Guidance : I want to work at Process Information level

Question

I couldn't find a suitable title for this. I'm going to express my query with examples.

Consider following softwares:

1. Process explorer from sysinternals (an advanced task manager)
2. Resource Manager : resmon.exe (lists each and every fine detail about resource usage about each process).

For me these softwares seems like miracles. I wonder how these are even made. C'mon how a user process can know such fine details about other processes? Who tells this software, what processes are running and what all resources are utilized? Which dlls are used? etc..

Does windows operating system give these software that information? I mean though (obviously the most lower level api) WIN32API. Are there some functions,which on calling return these values

abstractly say:

• GetAllRunningProcesses()
• GetMemoryUsedByProcess(Process* proc)

etc..

Other similar applications are

• network Packet Capture software. How does it get information about all those packets? It clearly sits just infront of the NIC card.

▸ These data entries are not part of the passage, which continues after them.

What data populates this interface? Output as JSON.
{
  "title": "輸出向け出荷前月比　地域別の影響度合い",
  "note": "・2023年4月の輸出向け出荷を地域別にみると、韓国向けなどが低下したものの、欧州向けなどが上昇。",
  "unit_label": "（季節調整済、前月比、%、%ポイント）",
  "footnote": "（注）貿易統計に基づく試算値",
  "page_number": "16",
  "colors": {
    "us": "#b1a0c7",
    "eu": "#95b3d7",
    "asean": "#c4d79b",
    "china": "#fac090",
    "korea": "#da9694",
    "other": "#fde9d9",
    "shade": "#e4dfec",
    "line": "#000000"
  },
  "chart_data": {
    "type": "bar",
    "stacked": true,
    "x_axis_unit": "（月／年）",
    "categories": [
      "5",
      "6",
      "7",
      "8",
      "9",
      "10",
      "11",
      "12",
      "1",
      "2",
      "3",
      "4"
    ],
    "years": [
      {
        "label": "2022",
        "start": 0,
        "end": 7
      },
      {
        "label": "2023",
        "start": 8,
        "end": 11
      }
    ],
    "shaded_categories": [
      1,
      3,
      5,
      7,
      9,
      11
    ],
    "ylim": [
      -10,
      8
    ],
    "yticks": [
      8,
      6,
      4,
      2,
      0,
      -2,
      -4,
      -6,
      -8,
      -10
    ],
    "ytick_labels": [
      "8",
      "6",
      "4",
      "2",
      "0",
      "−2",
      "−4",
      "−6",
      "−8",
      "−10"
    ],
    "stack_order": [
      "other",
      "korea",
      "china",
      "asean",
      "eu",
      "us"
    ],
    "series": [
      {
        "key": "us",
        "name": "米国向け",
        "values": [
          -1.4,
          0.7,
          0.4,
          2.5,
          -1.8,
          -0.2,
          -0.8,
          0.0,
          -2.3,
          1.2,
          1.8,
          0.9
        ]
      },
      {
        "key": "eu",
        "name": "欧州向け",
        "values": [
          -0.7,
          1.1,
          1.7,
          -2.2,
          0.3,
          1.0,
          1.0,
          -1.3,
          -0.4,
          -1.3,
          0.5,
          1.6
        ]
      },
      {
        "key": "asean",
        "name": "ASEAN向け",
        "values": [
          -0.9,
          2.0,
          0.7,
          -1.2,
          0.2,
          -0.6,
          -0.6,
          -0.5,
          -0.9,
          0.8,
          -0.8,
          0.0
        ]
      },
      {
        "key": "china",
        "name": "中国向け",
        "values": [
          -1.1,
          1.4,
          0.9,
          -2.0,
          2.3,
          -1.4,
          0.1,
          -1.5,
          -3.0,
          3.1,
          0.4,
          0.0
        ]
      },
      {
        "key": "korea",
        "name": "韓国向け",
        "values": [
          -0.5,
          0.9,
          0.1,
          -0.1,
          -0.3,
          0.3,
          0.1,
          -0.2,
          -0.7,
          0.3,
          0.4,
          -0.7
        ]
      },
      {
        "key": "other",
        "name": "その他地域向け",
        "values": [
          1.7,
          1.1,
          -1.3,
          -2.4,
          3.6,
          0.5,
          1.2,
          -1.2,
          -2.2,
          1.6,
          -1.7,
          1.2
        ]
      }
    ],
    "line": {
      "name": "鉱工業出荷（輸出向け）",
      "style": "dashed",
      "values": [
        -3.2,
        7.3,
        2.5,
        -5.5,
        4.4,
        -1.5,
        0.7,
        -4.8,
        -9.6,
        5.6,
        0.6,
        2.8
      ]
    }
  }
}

How is it possible?
• Anti-virus: It scans memory for viruses. Intercepts other processes. Acts like a sandbox for the user application space. How? How??

If its WIN32API. I swear, I'm going to master it.

I don't want to create a multi-threaded application. I want to get information about other multithreaded applications. I don't want to create a program which communicates using sockets. I want to learn how to learn how to capture all communication packets.

I actually want to work at the lower level. But I don't know, what should I learn. Please guide me in proper direction.

Answer 1

This is really a pretty open-ended question. For things like a list of running processes, look up "PSAPI" or "Toolhelp32". For memory information about a particular process, you can use VirtualQuery.

Capturing network packets is normally done by installing a device driver. If you look, you should be able to find a fair amount about how to write device drivers, though don't expect to create wonders overnight, and do expect to crash your machine a few times in the process (device drivers run in kernel mode, so it's easy for a mistake to crash the machine hard).

I can't say as much with any certainty about anti-virus, because I've never tried to write one. My immediate guess would be that their primary technique is API hooking. There's probably more to it than that, but offhand I've never spent enough time looking at them to know what.

Answer 2

Mark Russinovich's classic, Windows Internals, is the go-to book if you want to get deep in this kind of stuff. I notice that the just-released 5th edition includes Vista. Here's a sample chapter to peek at.

If you like Process Explorer, this is the guy who wrote that, and there are lots of examples using it in the book.

Plus, at 1232 hardcover pages, you can use it to press your clothes.